Wednesday, August 22, 2007

Vacation to Minnesota

Cut River Bridge

We left home early Saturday morning after I got out of work. I slept in the car, but woke in time to see the Mackinac bridge. It turns 50 years old this year, like me. Anna was worried about crossing the bridge, after seeing news footage of the 35W bridge collapse, but I reminded her that it is a toll bridge, so we know how much traffic it has seen, and the tolls pay for the upkeep. Further into the Upper Peninsula, we crossed the Cut River Bridge, now identified as the same design as the 35W bridge. It doesn't seem like much when you cross it, maybe because you've just come over the Mighty Mac.

It was dry all across the Upper Peninsula. It was dry coming into Wisconsin as well, with cornfields that were taller than those in Leelanau, but also drying out from the ground up. When we get halfway across Wisconsin, we enter the Driftless region, so named because it was not covered with drumlins while the glaciers retreated. The area is good farmland, covered with dairy farms ten years ago. Now the pastures seem to be mostly abandoned, going towards horse estates and housing developments, but rain had fallen there anyway.

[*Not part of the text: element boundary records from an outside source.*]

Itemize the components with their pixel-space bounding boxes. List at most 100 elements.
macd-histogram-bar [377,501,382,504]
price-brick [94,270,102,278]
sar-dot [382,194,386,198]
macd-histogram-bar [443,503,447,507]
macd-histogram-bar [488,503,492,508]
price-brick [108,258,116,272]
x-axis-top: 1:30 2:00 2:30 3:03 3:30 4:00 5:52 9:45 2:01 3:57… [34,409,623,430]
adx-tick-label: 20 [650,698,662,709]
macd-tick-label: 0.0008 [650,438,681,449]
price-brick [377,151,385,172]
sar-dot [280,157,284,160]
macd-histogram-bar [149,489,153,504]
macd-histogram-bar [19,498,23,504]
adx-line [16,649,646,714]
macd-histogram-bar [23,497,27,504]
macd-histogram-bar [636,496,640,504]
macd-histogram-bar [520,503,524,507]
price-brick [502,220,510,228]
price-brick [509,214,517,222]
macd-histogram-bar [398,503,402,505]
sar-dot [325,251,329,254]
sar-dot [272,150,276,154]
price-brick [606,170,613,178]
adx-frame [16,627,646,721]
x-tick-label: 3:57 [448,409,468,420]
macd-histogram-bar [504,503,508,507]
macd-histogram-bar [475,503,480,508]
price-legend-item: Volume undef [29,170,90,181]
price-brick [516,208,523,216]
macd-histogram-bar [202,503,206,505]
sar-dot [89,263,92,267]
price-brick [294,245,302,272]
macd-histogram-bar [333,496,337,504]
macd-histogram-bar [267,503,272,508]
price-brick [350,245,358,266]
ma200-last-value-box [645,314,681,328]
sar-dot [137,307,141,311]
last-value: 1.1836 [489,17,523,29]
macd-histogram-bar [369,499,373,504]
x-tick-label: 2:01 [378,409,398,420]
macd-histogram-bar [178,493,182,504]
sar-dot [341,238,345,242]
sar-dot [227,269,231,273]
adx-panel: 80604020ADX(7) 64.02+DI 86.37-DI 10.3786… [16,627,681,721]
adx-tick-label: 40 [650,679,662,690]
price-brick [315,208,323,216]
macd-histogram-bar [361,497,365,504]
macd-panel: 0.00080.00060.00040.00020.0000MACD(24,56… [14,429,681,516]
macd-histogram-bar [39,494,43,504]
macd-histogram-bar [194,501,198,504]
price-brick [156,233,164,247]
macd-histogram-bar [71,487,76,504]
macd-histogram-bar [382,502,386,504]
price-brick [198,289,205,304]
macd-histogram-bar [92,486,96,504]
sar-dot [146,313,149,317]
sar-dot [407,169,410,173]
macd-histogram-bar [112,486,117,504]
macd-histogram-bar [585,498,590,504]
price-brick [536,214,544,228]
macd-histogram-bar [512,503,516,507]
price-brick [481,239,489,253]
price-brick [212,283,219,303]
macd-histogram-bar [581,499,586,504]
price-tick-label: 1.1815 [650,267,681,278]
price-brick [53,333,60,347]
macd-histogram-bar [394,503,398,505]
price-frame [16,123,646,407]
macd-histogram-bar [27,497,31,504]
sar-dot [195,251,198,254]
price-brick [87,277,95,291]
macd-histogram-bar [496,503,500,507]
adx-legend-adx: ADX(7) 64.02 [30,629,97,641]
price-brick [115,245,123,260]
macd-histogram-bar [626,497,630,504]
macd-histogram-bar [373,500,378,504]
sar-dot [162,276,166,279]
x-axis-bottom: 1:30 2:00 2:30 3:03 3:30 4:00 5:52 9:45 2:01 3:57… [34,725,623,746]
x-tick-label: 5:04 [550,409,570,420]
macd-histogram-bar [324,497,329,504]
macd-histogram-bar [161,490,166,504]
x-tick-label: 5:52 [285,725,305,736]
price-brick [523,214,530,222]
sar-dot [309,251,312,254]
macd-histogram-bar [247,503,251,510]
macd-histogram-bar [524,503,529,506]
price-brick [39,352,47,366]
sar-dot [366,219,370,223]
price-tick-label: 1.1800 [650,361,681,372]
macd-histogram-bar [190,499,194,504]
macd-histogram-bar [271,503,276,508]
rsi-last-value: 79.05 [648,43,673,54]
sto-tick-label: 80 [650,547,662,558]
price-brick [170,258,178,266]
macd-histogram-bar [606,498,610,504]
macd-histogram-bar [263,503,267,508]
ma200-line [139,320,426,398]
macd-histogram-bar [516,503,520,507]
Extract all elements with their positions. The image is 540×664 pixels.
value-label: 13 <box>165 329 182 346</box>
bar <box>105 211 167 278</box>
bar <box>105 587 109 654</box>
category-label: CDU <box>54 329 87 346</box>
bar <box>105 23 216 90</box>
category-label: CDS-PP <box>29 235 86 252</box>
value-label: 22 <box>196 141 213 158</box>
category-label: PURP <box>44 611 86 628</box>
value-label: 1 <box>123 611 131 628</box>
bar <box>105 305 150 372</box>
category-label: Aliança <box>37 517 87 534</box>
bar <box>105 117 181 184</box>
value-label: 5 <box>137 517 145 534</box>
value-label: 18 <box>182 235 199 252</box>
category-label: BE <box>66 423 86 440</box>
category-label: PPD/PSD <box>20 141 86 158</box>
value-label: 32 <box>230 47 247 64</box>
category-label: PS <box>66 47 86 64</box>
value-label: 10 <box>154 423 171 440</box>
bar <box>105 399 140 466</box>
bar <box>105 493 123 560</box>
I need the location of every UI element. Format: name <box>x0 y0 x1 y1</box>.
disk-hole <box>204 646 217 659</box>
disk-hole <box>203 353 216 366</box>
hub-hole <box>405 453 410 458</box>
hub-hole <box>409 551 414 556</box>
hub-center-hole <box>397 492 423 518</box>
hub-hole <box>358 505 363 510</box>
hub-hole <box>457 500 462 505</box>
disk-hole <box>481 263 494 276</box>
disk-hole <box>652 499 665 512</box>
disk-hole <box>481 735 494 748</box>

Crossing over to Minnesota, it was raining, but we could see that there had been much drought. It rained for the first three days we were here, hanging out in the camper by the lake. The camper gets on TV station, so we tuned in to the news in time to see the flooding just a few counties to the south and east. The flooding was just more trouble for the state already trying to figure out the bridge collapse. When I listened to NPR news on Monday night, all three lead stories were about events in Minnesota, the last one being the decision on the Twins' new stadium.

By this morning, they had found the last person missing from the bridge collapse and the guy who washed away in the flood. The sun came out, but the corn still is standing with sharp leaves sticking straight up as if signalling surrender. More rain is forecast for tonight and the flash flood warning for the southeast counties is back on. Anna was going fishing with her uncle this afternoon, and I am off to the farmers market to find fresh salsa ingredients.

Saturday, August 18, 2007

August

August seems to be the lull month for my blogging. No wonder. Forty plus hours a week working in the Human Zoo they call the casino would make anyone a little tired of attempting communication. I'm leaving for a short vacation in a few hours, and just in time. I'm close to "burn out".

The whole state is under an outdoor burning ban today. The Sleeper Lake fire has been burning in the Upper Peninsula for almost two weeks. We have smelled the smoke a few times, even though the fire is about 100 miles away, across Lake Michigan. We will be travelling through the UP in a few hours, and I expect to see something of the fire. I don't know if we'll see Lake Superior this trip, but I understand that the lake level there has fallen a foot this summer alone.

Around here, it has been a drought. We finally got an inch and a half of rain in last Sunday's thunderstorm, but that rain was too late to save the corn. Whole fields are dry, crackly, and turning yellow from the ground up. Whole county is looking close to burn out.